Джон Оглторп, с напудренным лицом, со ртом, аккуратно сложенным в улыбку над стоячим воротником, лавировал между столиками, протягивая руку, облитую желтой перчаткой с черными полосками.

– Здравствуй, дорогая. Какой приятный сюрприз!

– Вы не знакомы? Мистер Болдуин…

– Простите, если я помешал… э… вашему tète-â-tète.

– Ничего подобного! Садись, выпьем чего-нибудь. Я как раз до смерти хотела тебя видеть, Джоджо… Кстати, если тебе сегодня вечером не предстоит ничего более интересного, забеги на несколько минут в театр. Я бы хотела узнать твое мнение о моей новой роли.

– Разумеется, дорогая. Что может быть приятнее для меня?

Напрягаясь всем телом, Джордж Болдуин откинулся назад и сплел руки за спинкой стула.

– Человек… – Он отрывал слова, точно куски металла. – Три рюмки шотландского, пожалуйста.

Оглторп уперся подбородком в серебряный набалдашник трости.

– Доверие, Болдуин, – заговорил он, – доверие между мужем и женой – чудесная вещь. Пространство и время бессильны против него. Если бы кто-нибудь из нас уехал в Китай на тысячу лет, то это ни чуточки не отразилось бы на нашей взаимной привязанности.

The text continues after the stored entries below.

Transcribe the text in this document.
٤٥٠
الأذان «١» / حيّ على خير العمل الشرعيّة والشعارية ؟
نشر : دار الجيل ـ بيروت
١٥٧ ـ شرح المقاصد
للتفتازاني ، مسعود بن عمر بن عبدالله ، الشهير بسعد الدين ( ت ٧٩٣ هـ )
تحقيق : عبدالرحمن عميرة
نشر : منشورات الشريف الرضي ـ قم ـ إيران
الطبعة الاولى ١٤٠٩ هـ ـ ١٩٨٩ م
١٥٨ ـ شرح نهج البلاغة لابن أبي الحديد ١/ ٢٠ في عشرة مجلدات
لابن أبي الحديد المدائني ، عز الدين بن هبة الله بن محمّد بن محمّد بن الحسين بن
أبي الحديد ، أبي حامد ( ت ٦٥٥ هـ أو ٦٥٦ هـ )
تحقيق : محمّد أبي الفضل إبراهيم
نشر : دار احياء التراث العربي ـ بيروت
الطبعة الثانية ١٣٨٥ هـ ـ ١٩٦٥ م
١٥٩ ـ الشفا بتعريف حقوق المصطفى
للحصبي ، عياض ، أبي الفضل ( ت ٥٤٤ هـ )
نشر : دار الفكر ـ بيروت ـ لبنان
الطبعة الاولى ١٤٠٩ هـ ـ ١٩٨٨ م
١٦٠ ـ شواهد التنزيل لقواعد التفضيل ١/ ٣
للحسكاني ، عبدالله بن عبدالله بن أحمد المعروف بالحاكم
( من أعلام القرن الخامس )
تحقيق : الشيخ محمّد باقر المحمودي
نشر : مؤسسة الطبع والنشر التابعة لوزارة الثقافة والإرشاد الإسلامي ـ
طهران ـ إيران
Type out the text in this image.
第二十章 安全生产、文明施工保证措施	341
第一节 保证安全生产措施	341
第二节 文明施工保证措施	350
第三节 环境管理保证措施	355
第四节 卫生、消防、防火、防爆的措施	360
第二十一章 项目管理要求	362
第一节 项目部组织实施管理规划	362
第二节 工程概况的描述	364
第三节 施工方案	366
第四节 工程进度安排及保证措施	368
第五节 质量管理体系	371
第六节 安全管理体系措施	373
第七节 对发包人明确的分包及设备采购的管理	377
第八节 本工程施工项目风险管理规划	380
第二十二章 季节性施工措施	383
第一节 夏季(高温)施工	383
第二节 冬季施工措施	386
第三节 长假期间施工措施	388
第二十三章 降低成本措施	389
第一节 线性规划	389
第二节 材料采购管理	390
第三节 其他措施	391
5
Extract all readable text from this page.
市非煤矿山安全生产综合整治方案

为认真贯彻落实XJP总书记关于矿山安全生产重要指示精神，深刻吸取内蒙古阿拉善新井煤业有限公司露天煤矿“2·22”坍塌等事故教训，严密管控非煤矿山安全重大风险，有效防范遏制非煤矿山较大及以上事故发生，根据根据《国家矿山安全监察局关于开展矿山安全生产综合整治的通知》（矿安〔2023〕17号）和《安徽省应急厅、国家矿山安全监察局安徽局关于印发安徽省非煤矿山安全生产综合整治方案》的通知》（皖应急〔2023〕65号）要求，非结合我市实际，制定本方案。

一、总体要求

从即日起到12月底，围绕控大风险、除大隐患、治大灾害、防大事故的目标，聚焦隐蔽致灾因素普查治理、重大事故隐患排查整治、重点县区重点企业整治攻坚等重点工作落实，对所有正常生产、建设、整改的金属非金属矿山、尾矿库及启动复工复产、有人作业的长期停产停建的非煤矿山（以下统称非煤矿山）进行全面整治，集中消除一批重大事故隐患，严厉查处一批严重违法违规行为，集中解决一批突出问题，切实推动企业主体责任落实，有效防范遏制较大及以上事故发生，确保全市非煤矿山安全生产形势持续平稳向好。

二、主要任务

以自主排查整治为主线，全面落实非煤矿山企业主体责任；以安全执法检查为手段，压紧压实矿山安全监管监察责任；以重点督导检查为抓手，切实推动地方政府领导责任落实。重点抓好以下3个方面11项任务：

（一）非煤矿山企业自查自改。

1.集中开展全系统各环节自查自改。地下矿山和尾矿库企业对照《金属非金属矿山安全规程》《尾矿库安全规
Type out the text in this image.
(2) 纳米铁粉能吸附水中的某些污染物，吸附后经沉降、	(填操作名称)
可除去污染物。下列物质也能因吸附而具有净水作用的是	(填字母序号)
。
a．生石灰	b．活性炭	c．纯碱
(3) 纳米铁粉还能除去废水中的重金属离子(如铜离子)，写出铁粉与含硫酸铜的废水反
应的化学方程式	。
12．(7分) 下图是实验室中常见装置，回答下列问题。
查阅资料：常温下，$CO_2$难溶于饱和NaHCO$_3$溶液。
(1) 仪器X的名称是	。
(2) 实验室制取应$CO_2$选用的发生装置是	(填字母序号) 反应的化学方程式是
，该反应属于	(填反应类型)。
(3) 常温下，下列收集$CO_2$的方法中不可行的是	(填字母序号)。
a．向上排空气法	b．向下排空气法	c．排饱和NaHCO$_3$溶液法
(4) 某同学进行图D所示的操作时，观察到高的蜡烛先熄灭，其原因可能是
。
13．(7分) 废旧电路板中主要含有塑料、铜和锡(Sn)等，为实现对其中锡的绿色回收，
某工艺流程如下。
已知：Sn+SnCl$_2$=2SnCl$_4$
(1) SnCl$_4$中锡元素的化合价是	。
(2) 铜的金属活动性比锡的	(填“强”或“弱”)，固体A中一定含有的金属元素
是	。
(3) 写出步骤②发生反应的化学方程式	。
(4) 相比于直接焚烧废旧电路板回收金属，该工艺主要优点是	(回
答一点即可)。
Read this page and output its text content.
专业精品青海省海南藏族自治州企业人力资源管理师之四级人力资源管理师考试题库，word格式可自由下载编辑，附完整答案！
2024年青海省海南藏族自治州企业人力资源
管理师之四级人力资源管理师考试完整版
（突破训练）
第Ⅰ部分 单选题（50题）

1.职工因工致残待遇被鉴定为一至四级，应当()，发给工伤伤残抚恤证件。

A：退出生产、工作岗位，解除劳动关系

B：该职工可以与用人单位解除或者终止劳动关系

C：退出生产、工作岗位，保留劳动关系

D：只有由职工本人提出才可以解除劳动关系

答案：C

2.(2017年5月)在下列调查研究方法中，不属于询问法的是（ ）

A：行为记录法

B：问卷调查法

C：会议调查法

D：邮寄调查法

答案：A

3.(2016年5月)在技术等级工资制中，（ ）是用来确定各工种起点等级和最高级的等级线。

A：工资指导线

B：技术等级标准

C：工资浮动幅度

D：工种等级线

– Понимаете, Джордж, все дело в том, что Джоджо в юности слишком много читал Шекспира… Ну, мне пора идти, а то Мертон опять будет ругаться… Поговорите об индустриальном рабстве… Джоджо, расскажи ему о равенстве.

Болдуин поднялся. Легкий румянец окрасил его скулы.

– Разрешите проводить вас до театра, – сказал он сквозь стиснутые зубы.

– Я никому не разрешаю провожать меня куда бы то ни было. А ты, Джоджо, пожалуйста, не напивайся, а то ты не сможешь смотреть, как я играю.

Пятая авеню была розовой и белой под розовыми и белыми облаками. Легкий ветер приятно холодил лицо после нудных разговоров, табачного дыма и коктейлей. Она весело махнула рукой шоферу такси и улыбнулась ему. Вдруг она увидела пару робких глаз, серьезно смотревших на нее из-под высоких бровей на коричневом лице.

– Я давно поджидаю вас. Можно мне отвезти вас куда-нибудь? Мой «форд» стоит за углом. Пожалуйста.

– Но я иду в театр. У меня репетиция.

– Тогда разрешите мне довезти вас до театра.

Она задумчиво натягивала перчатку.

– Хорошо, если это вас не затруднит.

– Чудесно. Автомобиль тут же, за углом… Не правда ли, это ужасная наглость с моей стороны? Но это другой разговор – так или иначе, я еду с вами. Мой «форд» называется «Динго», но это опять-таки особый разговор.

– Приятно все-таки встретить по-настоящему молодого человека.

Его лицо побагровело, когда он нагнулся, чтобы открыть дверцу автомобиля.

– О да, я чертовски молод.

Автомобиль зарычал и снялся с места.

– Нас, наверно, арестуют: у меня глушитель не в порядке.

На Тридцать четвертой улице они промчались мимо девушки, медленно ехавшей в уличной толчее верхом на белой лошади. Ее каштановые волосы ниспадали ровными поддельными волнами на белый конский круп и на золоченое седло, на котором зелеными и красными буквами было написано «Антиперхотин».

– «Перстни на пальцах, – запел Стэн, нажимая клаксон, – на ногах звонки, и гибнет перхоть от ее руки!»